Religion In Schools, Fingers In Ears

A Facebook Friend posted just the other day that he was shocked that his daughter’s teacher had given the class a list of the five pillars of Islam as part of a unit on the Middle East.  He felt that not only was this teaching the students about Islam but it was also teaching them how to convert.  He believed this was an inappropriate violation of the doctrine of separation of church and state.  To further complicate matters, the teacher had informed the students that she was a Muslim.  So a call was made to the school principal and a meeting has been scheduled to discuss the matter.

Well, Rhonda Thurman, a member of the Hamilton County Board of Education in Tennessee, has a solution.  If the teacher begins teaching the students about Islam or praying with them, my friend’s daughter and any other offended students can simply “put their fingers in their ears.”  Yep, she actually said that.

Thurman was actually speaking about Christian prayers read over the loudspeaker at Soddy-Daisy High School in her county, but the principle is the same.  It seems there is a long-standing tradition of reading the prayers at football games and graduation ceremonies and a group of students enlisted the help of the Freedom from Religion Foundation to “remedy this serious and flagrant violation of the First Amendment,” as the group wrote in a letter to the school system.

Thurman dismissed the claim noting that “Everybody is offended by something.”  She then added that she is “offended by a lot of those little girls running around with their thong panties showing, but I can’t make that go away.”  Apparently, to Ms. Thurman, leading students in prayers from a religion they do not follow is no more serious than a teenage fashion faux pas.  So I guess her advice to my friend’s daughter would be to just suck it up and, while she’s at it, pull her pants up.

Annie Laurie Gaylor, director and co-president of the foundation, explained why religion in public schools is an especially problematic situation.  “Students are a captive audience, they’re required to go to school.
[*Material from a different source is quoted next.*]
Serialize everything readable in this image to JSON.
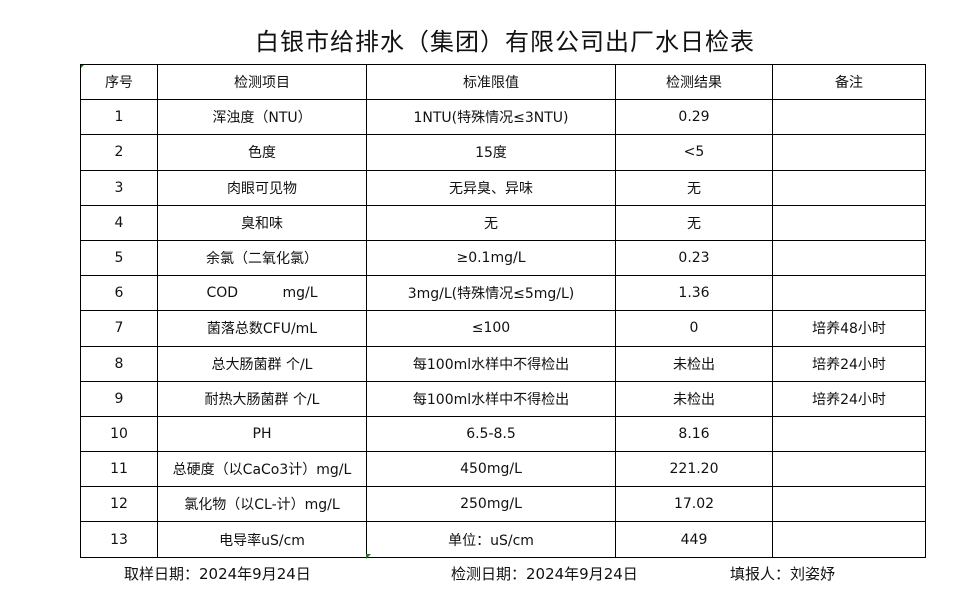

When there is a violation like a prayer at a school, they’re really vulnerable; it’s a violation of their civil rights.”

Thankfully for the students at Soddy-Daisy, Hamilton County Schools Superintendent Jim Scales has informed his principals of the unconstitutionality of such prayers and John Maynard, principal of Soddy-Daisy High School, has said that his school “will comply with the superintendent’s directive.”

In the case of my friend’s school, it sounds like the principal there gets it as well.  Hopefully, principals all across the country are getting the message as well.  As for Ms. Thurman, well, I hope she comes to realize the difference between someone expressing themselves through fashion in public and being forced to sit in a classroom and stare at someone’s unmentionables.